Il compte parmi les avocats les plus célèbres de France, connu pour son franc parler mais aussi sa virulence à l'égard des magistrats : Eric Dupond-Moretti, le ténor des barreaux surnommé "acquittator", a été désigné garde des Sceaux lundi 6 juillet 2020, la nomination surprise de ce gouvernement.
Si la nomination d'Eric Dupond-Moretti a été bien accueillie par les avocats, elle a fait l'effet d'un choc chez les magistrats. "Nommer une personnalité aussi clivante et qui méprise à ce point les magistrats, c'est une déclaration de guerre à la magistrature", a déclaré à l'AFP Céline Parisot, présidente de l'USM, syndicat majoritaire chez les magistrats.
Quoi qu'il en soit, la passation entre Eric Dupond-Moretti et Nicole Belloubet s'est déroulée à la mi-journée mardi 7 juillet. Dans la cour du ministère de la Justice, remplie de journalistes, le compagnon d'Isabelle Boulay a prononcé un discours, concluant en évoquant ses proches et notamment sa mère. "Je pense aux miens, à ceux que j'aime et qui me sont proches. Je pense en particulier à ma mère qui a quitté son pays d'origine pour fuir la misère et elle est arrivée dans ce grand pays. Elle est devenue une française de référence et La Marseillaise la fait pleurer", a déclaré le nouveau Premier ministre, la voix tremblante. "Je serai un garde des Sceaux de sang mêlé. Mon ministère sera aussi celui de l'antiracisme et des droits de l'Homme", a-t-il conclu avant de plonger dans les bras de Nicole Belloubet, visiblement émue par ses mots.
Fils d'une femme de ménage, Eric Dupond-Moretti a entamé sa carrière à Douai en 1984. Il est à l'origine de plus de 120 acquittements, ce qui lui a valu le surnom d'"acquittator". Il a réussi à faire acquitter Roselyne Godard, la boulangère d'Outreau, Jacques Viguier, un universitaire accusé du meurtre de sa femme ou Jean Castela, accusé d'avoir commandité l'assassinat du préfet Erignac. Son nom apparaît dans de nombreux grands procès de ces dernières années. Il a été l'avocat de Patrick Balkany, de Jérôme Cahuzac.

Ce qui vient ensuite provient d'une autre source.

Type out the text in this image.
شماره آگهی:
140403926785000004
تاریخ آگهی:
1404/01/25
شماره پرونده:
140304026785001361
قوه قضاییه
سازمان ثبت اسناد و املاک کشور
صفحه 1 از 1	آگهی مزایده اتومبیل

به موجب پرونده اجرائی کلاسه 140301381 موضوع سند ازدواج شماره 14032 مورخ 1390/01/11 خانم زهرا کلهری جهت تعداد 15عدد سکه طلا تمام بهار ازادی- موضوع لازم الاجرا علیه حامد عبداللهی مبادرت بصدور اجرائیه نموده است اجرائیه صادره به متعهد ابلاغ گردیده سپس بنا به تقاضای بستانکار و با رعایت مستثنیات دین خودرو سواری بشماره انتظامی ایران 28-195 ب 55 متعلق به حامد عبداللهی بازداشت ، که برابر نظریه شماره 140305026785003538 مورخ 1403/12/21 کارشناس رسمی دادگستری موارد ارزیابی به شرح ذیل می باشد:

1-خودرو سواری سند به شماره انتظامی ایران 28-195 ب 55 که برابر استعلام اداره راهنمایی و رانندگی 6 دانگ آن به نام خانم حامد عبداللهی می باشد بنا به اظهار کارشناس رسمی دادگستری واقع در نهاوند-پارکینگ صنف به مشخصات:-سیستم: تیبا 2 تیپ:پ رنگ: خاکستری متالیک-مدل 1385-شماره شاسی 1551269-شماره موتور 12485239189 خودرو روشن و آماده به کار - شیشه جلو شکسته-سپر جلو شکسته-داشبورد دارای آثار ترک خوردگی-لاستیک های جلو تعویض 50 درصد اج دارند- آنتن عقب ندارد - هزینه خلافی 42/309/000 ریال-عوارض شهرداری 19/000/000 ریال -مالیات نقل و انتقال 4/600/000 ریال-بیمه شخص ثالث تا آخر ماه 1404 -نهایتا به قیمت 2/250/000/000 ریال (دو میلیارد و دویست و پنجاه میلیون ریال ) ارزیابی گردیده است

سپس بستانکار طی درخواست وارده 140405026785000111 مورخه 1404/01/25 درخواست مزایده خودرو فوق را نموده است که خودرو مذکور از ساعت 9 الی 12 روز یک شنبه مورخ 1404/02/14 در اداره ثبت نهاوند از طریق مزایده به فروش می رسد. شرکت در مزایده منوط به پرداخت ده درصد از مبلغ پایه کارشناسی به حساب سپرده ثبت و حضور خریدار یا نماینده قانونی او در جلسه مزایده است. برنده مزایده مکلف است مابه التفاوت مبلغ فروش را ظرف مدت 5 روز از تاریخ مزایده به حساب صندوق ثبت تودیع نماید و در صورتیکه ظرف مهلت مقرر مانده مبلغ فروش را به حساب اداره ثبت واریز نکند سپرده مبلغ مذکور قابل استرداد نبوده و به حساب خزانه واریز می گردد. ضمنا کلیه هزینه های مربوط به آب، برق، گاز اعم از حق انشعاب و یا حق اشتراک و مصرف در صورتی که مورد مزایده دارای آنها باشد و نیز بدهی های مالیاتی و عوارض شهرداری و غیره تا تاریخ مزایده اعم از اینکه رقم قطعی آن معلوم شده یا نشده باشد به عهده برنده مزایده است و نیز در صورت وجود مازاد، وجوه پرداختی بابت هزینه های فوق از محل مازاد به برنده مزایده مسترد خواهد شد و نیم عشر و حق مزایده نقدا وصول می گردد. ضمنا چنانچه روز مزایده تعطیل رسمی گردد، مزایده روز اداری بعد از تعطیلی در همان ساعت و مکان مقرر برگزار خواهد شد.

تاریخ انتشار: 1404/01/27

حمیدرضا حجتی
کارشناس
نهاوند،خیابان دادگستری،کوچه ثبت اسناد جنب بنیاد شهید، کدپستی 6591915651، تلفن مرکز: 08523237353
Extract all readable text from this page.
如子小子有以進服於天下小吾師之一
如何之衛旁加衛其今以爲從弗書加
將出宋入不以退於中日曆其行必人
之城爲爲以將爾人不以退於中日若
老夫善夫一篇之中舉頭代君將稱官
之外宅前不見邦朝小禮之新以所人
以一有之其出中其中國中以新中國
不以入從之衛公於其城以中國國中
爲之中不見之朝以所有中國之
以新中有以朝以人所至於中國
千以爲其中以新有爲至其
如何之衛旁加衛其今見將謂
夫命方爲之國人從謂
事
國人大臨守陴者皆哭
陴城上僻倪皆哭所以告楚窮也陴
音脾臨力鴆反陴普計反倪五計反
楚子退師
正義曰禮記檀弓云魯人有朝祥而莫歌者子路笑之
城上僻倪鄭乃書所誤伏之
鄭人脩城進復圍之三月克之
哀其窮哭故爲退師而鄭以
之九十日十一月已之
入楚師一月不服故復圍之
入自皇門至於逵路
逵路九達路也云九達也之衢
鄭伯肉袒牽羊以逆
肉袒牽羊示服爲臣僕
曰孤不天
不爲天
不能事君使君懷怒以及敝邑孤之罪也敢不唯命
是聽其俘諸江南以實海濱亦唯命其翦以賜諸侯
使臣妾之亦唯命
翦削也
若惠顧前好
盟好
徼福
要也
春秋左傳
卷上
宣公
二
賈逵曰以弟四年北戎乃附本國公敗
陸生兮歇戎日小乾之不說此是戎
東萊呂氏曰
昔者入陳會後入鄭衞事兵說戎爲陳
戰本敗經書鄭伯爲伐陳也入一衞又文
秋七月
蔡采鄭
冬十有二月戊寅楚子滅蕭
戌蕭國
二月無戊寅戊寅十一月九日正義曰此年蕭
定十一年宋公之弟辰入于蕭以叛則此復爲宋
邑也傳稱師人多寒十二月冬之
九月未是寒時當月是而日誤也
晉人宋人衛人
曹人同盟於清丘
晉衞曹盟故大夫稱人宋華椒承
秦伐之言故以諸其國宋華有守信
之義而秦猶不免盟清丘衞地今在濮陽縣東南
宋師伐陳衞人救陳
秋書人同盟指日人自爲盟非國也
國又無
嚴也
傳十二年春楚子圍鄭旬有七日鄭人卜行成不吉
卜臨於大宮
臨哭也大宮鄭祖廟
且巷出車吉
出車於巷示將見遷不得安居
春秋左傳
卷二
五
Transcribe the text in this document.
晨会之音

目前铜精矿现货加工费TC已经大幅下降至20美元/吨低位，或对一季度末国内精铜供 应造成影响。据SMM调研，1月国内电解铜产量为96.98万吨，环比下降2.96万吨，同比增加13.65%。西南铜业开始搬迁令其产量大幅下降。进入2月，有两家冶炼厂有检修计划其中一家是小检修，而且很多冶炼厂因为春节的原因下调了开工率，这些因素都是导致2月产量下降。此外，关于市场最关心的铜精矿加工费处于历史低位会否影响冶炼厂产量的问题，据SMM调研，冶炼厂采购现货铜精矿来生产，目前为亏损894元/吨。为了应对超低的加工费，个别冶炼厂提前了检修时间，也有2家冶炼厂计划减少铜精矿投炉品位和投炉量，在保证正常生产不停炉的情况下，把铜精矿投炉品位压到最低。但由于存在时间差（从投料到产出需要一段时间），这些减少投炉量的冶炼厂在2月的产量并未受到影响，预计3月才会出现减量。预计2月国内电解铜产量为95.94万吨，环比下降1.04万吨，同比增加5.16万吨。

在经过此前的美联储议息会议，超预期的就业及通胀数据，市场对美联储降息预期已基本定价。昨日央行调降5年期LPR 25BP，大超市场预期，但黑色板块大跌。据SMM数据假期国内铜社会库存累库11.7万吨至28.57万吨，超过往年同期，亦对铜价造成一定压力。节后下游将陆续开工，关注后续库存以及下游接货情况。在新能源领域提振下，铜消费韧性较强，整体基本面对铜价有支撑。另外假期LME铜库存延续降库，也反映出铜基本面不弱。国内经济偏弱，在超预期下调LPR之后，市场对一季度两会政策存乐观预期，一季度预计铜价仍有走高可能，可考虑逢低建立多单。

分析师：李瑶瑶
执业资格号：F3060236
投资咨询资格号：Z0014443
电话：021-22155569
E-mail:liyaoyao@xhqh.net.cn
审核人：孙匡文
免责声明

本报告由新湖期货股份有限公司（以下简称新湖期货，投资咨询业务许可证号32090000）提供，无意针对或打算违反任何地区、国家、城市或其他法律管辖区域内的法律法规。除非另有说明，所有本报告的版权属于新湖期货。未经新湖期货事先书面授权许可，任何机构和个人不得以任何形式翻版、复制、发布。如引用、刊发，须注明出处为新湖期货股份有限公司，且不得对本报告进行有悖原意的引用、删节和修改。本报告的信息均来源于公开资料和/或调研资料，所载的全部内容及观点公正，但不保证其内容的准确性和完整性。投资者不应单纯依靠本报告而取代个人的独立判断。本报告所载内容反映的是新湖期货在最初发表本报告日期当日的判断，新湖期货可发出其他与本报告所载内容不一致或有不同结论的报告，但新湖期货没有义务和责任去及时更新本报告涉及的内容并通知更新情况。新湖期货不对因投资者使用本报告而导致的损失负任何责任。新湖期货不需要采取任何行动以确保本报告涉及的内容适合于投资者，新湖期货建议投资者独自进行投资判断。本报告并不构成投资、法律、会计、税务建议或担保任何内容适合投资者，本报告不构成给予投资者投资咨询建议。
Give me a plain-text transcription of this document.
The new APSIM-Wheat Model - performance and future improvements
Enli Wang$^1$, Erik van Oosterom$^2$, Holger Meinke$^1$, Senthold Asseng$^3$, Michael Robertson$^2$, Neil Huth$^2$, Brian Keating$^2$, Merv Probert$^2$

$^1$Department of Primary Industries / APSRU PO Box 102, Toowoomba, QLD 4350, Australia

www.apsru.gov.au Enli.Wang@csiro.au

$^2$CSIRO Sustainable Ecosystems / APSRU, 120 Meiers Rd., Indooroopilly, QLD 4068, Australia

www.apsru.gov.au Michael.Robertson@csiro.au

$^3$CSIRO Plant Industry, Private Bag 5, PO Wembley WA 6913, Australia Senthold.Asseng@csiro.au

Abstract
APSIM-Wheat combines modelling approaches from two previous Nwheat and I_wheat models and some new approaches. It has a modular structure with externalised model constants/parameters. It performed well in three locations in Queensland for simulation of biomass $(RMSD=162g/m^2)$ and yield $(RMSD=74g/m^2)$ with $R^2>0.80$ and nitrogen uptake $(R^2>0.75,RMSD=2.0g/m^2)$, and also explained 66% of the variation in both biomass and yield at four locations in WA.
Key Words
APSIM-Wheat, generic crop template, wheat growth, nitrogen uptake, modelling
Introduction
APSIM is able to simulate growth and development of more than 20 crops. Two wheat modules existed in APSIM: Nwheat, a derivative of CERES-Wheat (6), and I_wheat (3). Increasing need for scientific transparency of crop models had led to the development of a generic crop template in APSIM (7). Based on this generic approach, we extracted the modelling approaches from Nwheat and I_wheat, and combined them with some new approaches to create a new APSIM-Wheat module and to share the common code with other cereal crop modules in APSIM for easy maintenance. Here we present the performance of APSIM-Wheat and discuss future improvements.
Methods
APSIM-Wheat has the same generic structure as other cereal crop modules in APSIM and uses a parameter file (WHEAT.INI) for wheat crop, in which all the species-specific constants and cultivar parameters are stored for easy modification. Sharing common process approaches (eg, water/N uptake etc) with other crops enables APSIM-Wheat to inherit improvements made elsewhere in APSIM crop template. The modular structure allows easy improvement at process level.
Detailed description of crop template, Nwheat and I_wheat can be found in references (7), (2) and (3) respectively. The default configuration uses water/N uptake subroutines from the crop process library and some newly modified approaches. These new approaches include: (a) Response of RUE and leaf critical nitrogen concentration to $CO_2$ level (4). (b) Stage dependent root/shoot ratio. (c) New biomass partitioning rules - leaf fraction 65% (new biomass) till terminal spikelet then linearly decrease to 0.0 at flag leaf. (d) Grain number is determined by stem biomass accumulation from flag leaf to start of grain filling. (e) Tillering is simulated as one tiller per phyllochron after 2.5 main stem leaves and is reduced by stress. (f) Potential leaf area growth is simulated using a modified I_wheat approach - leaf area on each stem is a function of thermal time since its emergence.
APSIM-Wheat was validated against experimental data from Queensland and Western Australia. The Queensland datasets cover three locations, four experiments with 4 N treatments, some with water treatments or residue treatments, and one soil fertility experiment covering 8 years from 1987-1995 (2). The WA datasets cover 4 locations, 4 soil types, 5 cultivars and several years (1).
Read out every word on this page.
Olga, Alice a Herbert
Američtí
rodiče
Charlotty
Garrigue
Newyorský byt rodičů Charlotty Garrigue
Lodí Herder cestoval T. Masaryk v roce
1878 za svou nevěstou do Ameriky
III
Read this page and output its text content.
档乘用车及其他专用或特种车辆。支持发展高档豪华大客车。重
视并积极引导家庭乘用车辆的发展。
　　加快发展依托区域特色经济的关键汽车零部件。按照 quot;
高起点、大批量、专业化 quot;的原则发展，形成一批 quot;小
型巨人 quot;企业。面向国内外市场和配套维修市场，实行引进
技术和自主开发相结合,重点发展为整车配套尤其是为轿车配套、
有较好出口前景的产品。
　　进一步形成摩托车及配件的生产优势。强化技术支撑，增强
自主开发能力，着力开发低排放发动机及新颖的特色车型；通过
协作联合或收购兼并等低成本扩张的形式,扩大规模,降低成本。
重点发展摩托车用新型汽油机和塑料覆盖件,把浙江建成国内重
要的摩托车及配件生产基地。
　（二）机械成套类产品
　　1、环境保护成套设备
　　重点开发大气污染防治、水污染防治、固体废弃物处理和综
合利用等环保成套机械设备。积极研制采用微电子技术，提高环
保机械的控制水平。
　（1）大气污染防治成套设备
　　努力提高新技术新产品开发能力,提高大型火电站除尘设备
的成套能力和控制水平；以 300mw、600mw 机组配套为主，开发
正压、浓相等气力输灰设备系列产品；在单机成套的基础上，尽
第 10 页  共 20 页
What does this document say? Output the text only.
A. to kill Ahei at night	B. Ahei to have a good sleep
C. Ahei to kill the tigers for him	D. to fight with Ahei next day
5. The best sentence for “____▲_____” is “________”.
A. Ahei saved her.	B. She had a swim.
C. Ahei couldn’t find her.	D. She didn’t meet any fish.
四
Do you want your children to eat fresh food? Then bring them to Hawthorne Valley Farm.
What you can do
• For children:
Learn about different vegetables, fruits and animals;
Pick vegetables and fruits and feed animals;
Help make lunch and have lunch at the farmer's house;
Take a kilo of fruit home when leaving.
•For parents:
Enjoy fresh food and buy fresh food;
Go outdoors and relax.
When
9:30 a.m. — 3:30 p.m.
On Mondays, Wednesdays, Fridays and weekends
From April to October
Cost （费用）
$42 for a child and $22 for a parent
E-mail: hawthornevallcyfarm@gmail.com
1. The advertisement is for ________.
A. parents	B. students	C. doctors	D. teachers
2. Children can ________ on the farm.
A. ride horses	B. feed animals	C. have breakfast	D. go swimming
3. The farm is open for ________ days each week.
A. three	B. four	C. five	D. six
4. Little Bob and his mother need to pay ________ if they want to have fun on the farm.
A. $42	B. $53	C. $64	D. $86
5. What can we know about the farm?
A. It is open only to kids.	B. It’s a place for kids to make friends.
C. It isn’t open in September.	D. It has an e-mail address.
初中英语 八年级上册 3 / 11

En 2017, c'est sa défense du frère de Mohamed Merah, Abdelkader, qui avait déchaîné les passions. "C'est le procès le plus difficile de ma carrière. J'en ai pris plein la gueule, j'ai été insulté. On a dit que j'étais la honte de la profession, on a menacé mes enfants". Mais ça a été "pour moi un honneur" de le défendre, avait-il alors dit.